A QIT is an irrevocable trust that can receive only the regular monthly income of the individual. The monthly income must be deposited into the trust each month. The amount that has been put into the trust is then deducted from the applicant’s "countable income" for Medicaid qualification purposes. (these trusts were approved in a federal court case, Miller v. Ibarra, which is why a QIT is sometimes called a "Miller" trust.) Qualified income trusts are a type of "special needs trust," and their use was incorporated into federal law (at 42 U.S.C. Sec. 1396p(d)(4)(B)) in the 1993 revisions to the Social Security Act.

The trust must be signed by two people: the trustee and the grantor, or the grantor’s legal representative. The grantor is the nursing home resident who is applying for Medicaid and whose monthly income is funding the trust. The trustee is responsible for paying the grantor’s nursing home related expenses by writing trust checks to the nursing home and other recipients as instructed by the Tennessee Department of Human Services ("DHS"). If the grantor is not mentally competent to sign the document, his conservator or his attorney-in-fact under a valid power of attorney (P.O.A.) can sign for him. If there is no P.O.A., the probate or chancery court must appoint a conservator for the grantor. The court must authorize the conservator to sign the trust for the incompetent grantor. The trustee can also be the attorney-in-fact or the conservator.

After the trust agreement is signed, the trustee must open a new trust bank account and income of the grantor must be deposited into this new bank account for each month the grantor needs Medicaid assistance DHS will not approve Medicaid for any month before the QIT is funded. The Tax Identification Number on the bank account will be the Social Security Number of the grantor.

The trustee may write checks from the QIT only for the purposes specifically authorized by the trust agreement and DHS. If most of the expenses that the trust authorizes are paid directly rather than being paid from the QIT account, often the only check written by the trustee will be the "patient responsibility" amount that is paid to the nursing home. In those situations, private health insurance premiums, the personal needs allowance (usually $40/month), and a spousal support allowance may all be paid outside the QIT. At the end of each month there should be left in the trust bank account only about $20 from that month’s income (to pay bank service charges), plus any accumulation from prior months.

The trustee is required to file an annual accounting to the DHS. The accounting will show all income deposited into the trust account, the checks written, and the remaining balance of the account.
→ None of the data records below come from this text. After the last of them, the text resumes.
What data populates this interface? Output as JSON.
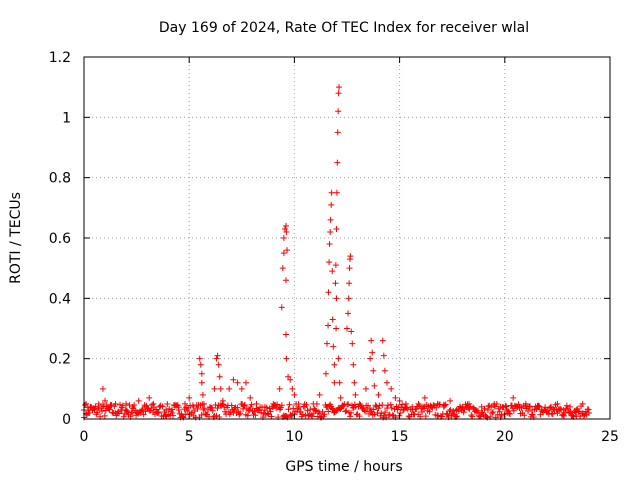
{
  "chart_data": {
    "type": "scatter",
    "title": "Day 169 of 2024, Rate Of TEC Index for receiver wlal",
    "xlabel": "GPS time / hours",
    "ylabel": "ROTI / TECUs",
    "xlim": [
      0,
      25
    ],
    "ylim": [
      0,
      1.2
    ],
    "xticks": [
      0,
      5,
      10,
      15,
      20,
      25
    ],
    "xtick_labels": [
      "0",
      "5",
      "10",
      "15",
      "20",
      "25"
    ],
    "yticks": [
      0,
      0.2,
      0.4,
      0.6,
      0.8,
      1.0,
      1.2
    ],
    "ytick_labels": [
      "0",
      "0.2",
      "0.4",
      "0.6",
      "0.8",
      "1",
      "1.2"
    ],
    "grid": true,
    "marker": "plus",
    "color": "#ff0000",
    "series": [
      {
        "points": [
          [
            0.0,
            0.03
          ],
          [
            0.1,
            0.05
          ],
          [
            0.2,
            0.02
          ],
          [
            0.3,
            0.04
          ],
          [
            0.5,
            0.03
          ],
          [
            0.7,
            0.05
          ],
          [
            0.9,
            0.1
          ],
          [
            1.0,
            0.06
          ],
          [
            1.2,
            0.04
          ],
          [
            1.5,
            0.05
          ],
          [
            1.8,
            0.03
          ],
          [
            2.0,
            0.05
          ],
          [
            2.3,
            0.04
          ],
          [
            2.6,
            0.06
          ],
          [
            2.9,
            0.04
          ],
          [
            3.1,
            0.07
          ],
          [
            3.3,
            0.05
          ],
          [
            3.6,
            0.04
          ],
          [
            3.9,
            0.03
          ],
          [
            4.2,
            0.02
          ],
          [
            4.5,
            0.03
          ],
          [
            4.8,
            0.05
          ],
          [
            5.0,
            0.07
          ],
          [
            5.2,
            0.04
          ],
          [
            5.5,
            0.2
          ],
          [
            5.55,
            0.18
          ],
          [
            5.6,
            0.15
          ],
          [
            5.6,
            0.12
          ],
          [
            5.65,
            0.08
          ],
          [
            5.7,
            0.05
          ],
          [
            6.2,
            0.1
          ],
          [
            6.3,
            0.2
          ],
          [
            6.35,
            0.21
          ],
          [
            6.4,
            0.18
          ],
          [
            6.45,
            0.14
          ],
          [
            6.5,
            0.1
          ],
          [
            6.6,
            0.06
          ],
          [
            6.9,
            0.1
          ],
          [
            7.1,
            0.13
          ],
          [
            7.3,
            0.12
          ],
          [
            7.5,
            0.1
          ],
          [
            7.7,
            0.12
          ],
          [
            7.9,
            0.07
          ],
          [
            8.2,
            0.05
          ],
          [
            8.6,
            0.04
          ],
          [
            9.0,
            0.05
          ],
          [
            9.3,
            0.1
          ],
          [
            9.4,
            0.37
          ],
          [
            9.45,
            0.5
          ],
          [
            9.5,
            0.55
          ],
          [
            9.5,
            0.6
          ],
          [
            9.55,
            0.63
          ],
          [
            9.6,
            0.64
          ],
          [
            9.62,
            0.62
          ],
          [
            9.65,
            0.56
          ],
          [
            9.6,
            0.46
          ],
          [
            9.6,
            0.28
          ],
          [
            9.62,
            0.2
          ],
          [
            9.7,
            0.14
          ],
          [
            9.8,
            0.13
          ],
          [
            9.9,
            0.1
          ],
          [
            10.0,
            0.08
          ],
          [
            10.2,
            0.05
          ],
          [
            10.5,
            0.04
          ],
          [
            10.9,
            0.05
          ],
          [
            11.2,
            0.08
          ],
          [
            11.5,
            0.15
          ],
          [
            11.55,
            0.25
          ],
          [
            11.6,
            0.31
          ],
          [
            11.62,
            0.42
          ],
          [
            11.65,
            0.52
          ],
          [
            11.67,
            0.58
          ],
          [
            11.7,
            0.62
          ],
          [
            11.72,
            0.66
          ],
          [
            11.75,
            0.71
          ],
          [
            11.77,
            0.75
          ],
          [
            11.8,
            0.49
          ],
          [
            11.82,
            0.33
          ],
          [
            11.85,
            0.24
          ],
          [
            11.9,
            0.18
          ],
          [
            11.9,
            0.12
          ],
          [
            11.95,
            0.45
          ],
          [
            11.97,
            0.51
          ],
          [
            12.0,
            0.63
          ],
          [
            12.02,
            0.75
          ],
          [
            12.04,
            0.85
          ],
          [
            12.06,
            0.95
          ],
          [
            12.08,
            1.02
          ],
          [
            12.1,
            1.08
          ],
          [
            12.12,
            1.1
          ],
          [
            12.0,
            0.4
          ],
          [
            11.98,
            0.3
          ],
          [
            12.1,
            0.2
          ],
          [
            12.15,
            0.12
          ],
          [
            12.2,
            0.07
          ],
          [
            12.5,
            0.3
          ],
          [
            12.55,
            0.35
          ],
          [
            12.58,
            0.4
          ],
          [
            12.6,
            0.45
          ],
          [
            12.62,
            0.5
          ],
          [
            12.64,
            0.53
          ],
          [
            12.66,
            0.54
          ],
          [
            12.7,
            0.29
          ],
          [
            12.75,
            0.25
          ],
          [
            12.8,
            0.18
          ],
          [
            12.85,
            0.12
          ],
          [
            12.9,
            0.08
          ],
          [
            13.1,
            0.05
          ],
          [
            13.4,
            0.1
          ],
          [
            13.6,
            0.2
          ],
          [
            13.65,
            0.26
          ],
          [
            13.7,
            0.22
          ],
          [
            13.75,
            0.16
          ],
          [
            13.8,
            0.11
          ],
          [
            14.0,
            0.08
          ],
          [
            14.2,
            0.26
          ],
          [
            14.25,
            0.21
          ],
          [
            14.3,
            0.16
          ],
          [
            14.4,
            0.12
          ],
          [
            14.6,
            0.1
          ],
          [
            14.8,
            0.07
          ],
          [
            15.0,
            0.06
          ],
          [
            15.3,
            0.05
          ],
          [
            15.6,
            0.04
          ],
          [
            15.9,
            0.05
          ],
          [
            16.2,
            0.07
          ],
          [
            16.5,
            0.04
          ],
          [
            16.8,
            0.05
          ],
          [
            17.1,
            0.04
          ],
          [
            17.4,
            0.06
          ],
          [
            17.7,
            0.03
          ],
          [
            18.0,
            0.04
          ],
          [
            18.3,
            0.05
          ],
          [
            18.6,
            0.03
          ],
          [
            18.9,
            0.04
          ],
          [
            19.2,
            0.03
          ],
          [
            19.5,
            0.05
          ],
          [
            19.8,
            0.04
          ],
          [
            20.1,
            0.03
          ],
          [
            20.4,
            0.07
          ],
          [
            20.7,
            0.04
          ],
          [
            21.0,
            0.05
          ],
          [
            21.3,
            0.03
          ],
          [
            21.6,
            0.04
          ],
          [
            21.9,
            0.03
          ],
          [
            22.2,
            0.04
          ],
          [
            22.5,
            0.05
          ],
          [
            22.8,
            0.03
          ],
          [
            23.1,
            0.04
          ],
          [
            23.4,
            0.03
          ],
          [
            23.7,
            0.05
          ],
          [
            24.0,
            0.02
          ]
        ]
      }
    ]
  }
}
The trustee should save all bank statements for this purpose. The trustee holds the remaining balance of the trust account until the grantor dies.
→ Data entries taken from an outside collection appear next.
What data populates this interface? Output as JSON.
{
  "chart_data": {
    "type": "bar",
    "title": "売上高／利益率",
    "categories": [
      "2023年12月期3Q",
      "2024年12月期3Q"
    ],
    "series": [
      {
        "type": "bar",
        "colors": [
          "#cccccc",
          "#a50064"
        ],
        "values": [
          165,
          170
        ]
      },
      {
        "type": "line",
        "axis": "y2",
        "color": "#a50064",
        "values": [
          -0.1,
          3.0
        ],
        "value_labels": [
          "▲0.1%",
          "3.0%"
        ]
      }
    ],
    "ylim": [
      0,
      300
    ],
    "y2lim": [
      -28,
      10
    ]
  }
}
Upon the death of the grantor, the trustee must notify the State of Tennessee, which should then inform the trustee of the amount of Medicaid benefits the state had paid for the grantor’s care during his lifetime. The trustee then must pay the remaining trust balance to the state as part payment for the nursing home expenses that were paid by Medicaid. Upon death, the trustee can not spend any money from the trust without permission.